Despite these stronger results, the key question for investors is whether Pengrowth is undervalued and a worthwhile investment. Is it?
What is Pengrowth’s true value?
The key assets of an oil explorer and producer are its oil and gas reserves, with those reserves classified as “producing” being the most important. This is because those reserves are known to be commercially recoverable and revenue-generating for the company. In contrast, undeveloped reserves, although meeting the criteria to be defined as reserves, require considerable capital to develop and may ultimately be found to be commercially unrecoverable.
At the end of 2013, Pengrowth was independently assessed to have reserves of just over 477 million barrels of crude, which were deemed to have a net asset value (with a 10% discount rate applied and before income tax) of $4 billion, or $7.52 per share. This is equivalent to Pengrowth’s current share price, indicating that the company may in fact be fairly valued.
While ongoing turmoil in the Middle East is driving crude prices higher and the company’s ongoing development of existing assets is increasing its oil reserves, which will increase the value of its core assets, there are a range of issues which will offset those factors.
One key issue is the view among some analysts that the price differentials between Canadian light and heavy crudes to WTI will widen as the pipeline crunch prevents oil producers like Pengrowth from getting their crude to key refining markets.
The pipeline crunch is also affecting transportation and operational costs, which for the first quarter of 2014 spiked an unhealthy 1% quarter over quarter and 8% year over year, impacting cash flow growth and profitability.

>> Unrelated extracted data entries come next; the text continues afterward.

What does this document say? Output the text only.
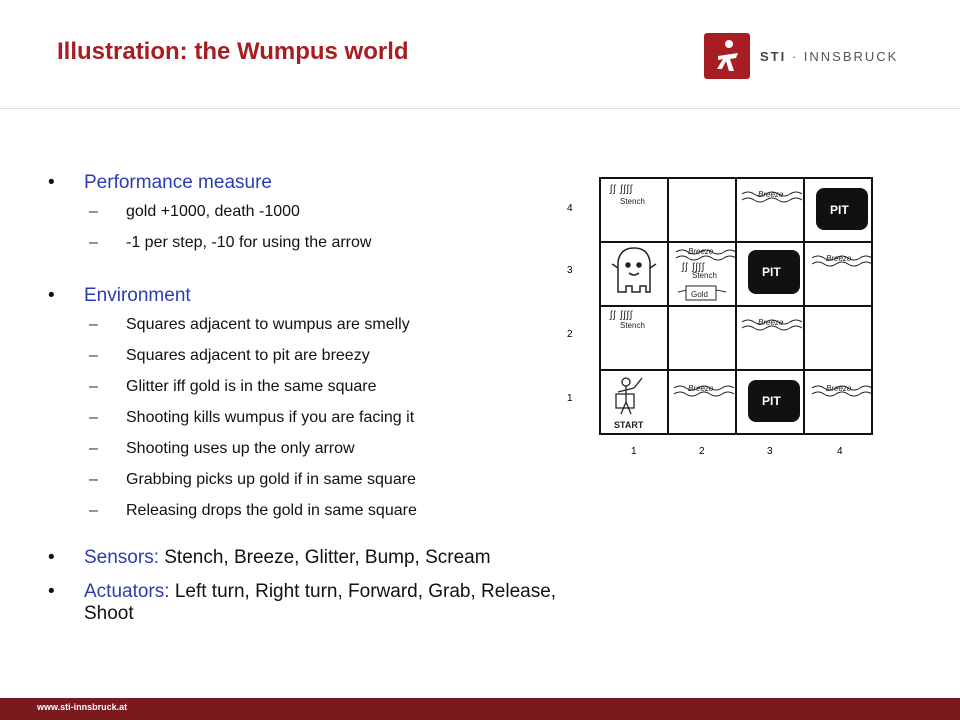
Illustration: the Wumpus world	STI · INNSBRUCK
• Performance measure
– gold +1000, death -1000
– -1 per step, -10 for using the arrow
• Environment
– Squares adjacent to wumpus are smelly
– Squares adjacent to pit are breezy
– Glitter iff gold is in the same square
– Shooting kills wumpus if you are facing it
– Shooting uses up the only arrow
– Grabbing picks up gold if in same square
– Releasing drops the gold in same square
• Sensors: Stench, Breeze, Glitter, Bump, Scream
• Actuators: Left turn, Right turn, Forward, Grab, Release, Shoot
ʃʃ ʃʃʃʃ
4
3
2
1
1	2	3	4
Stench
Breeze
PIT
Breeze
Stench
Gold
PIT
Breeze
Stench	Breeze
START
Breeze
PIT
Breeze
www.sti-innsbruck.at
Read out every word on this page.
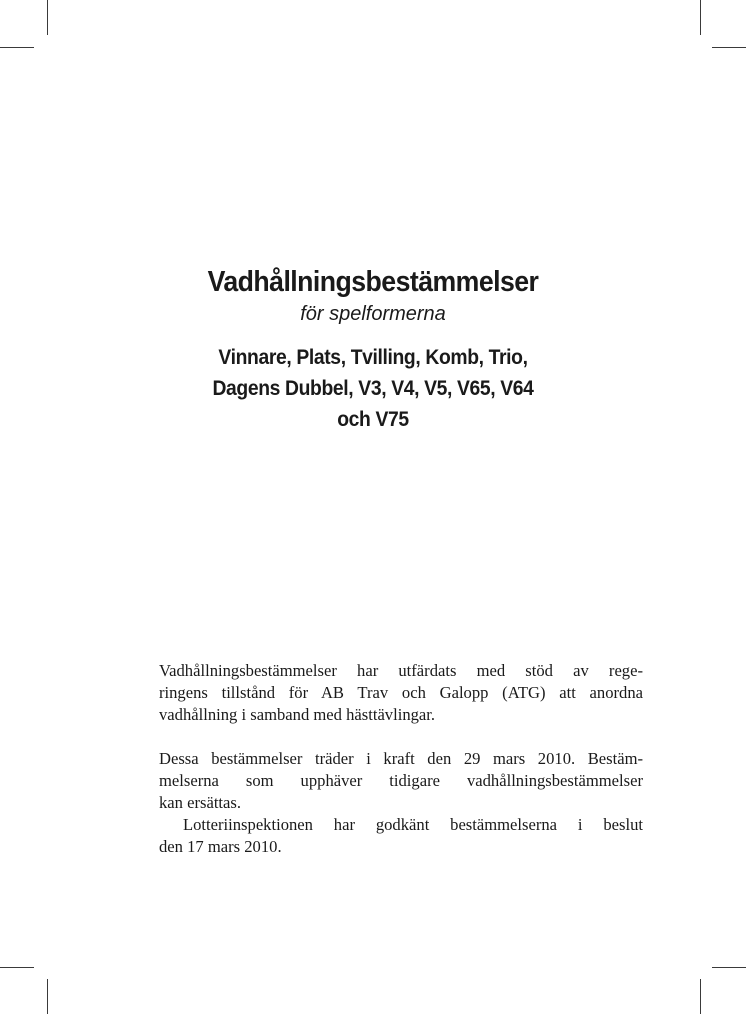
Vadhållningsbestämmelser

för spelformerna

Vinnare, Plats, Tvilling, Komb, Trio,
Dagens Dubbel, V3, V4, V5, V65, V64
och V75
Vadhållningsbestämmelser har utfärdats med stöd av rege-
ringens tillstånd för AB Trav och Galopp (ATG) att anordna
vadhållning i samband med hästtävlingar.
Dessa bestämmelser träder i kraft den 29 mars 2010. Bestäm-
melserna som upphäver tidigare vadhållningsbestämmelser
kan ersättas.
Lotteriinspektionen har godkänt bestämmelserna i beslut
den 17 mars 2010.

Another issue is that a significant portion of the company’s crude reserves — around 35% — is composed of natural gas, which continues to suffer from low prices, decreasing demand, and higher costs. This is troubling because the outlook for natural gas remains gloomy, with prices expected to remain flat or even decline over the next two to five years because of growing supply and increasing competition from alternative energy sources.
It is also in stark contrast to Lightstream, Crescent Point, and Whitecap, which all have a significantly lower portion of their petroleum reserves composed of natural gas. This allows them to generate superior margins while having a higher value for their oil reserves, which are not subject to the downward pressure created by softer natural gas prices.
Despite signs that Pengrowth’s restructure is having a positive impact on the company’s performance, it is increasingly clear that Pengrowth is fairly valued at this time. However, if fundamentals in the patch grow stronger and Pengrowth is able to significantly boost crude liquids production, then it would be time to give the company another look.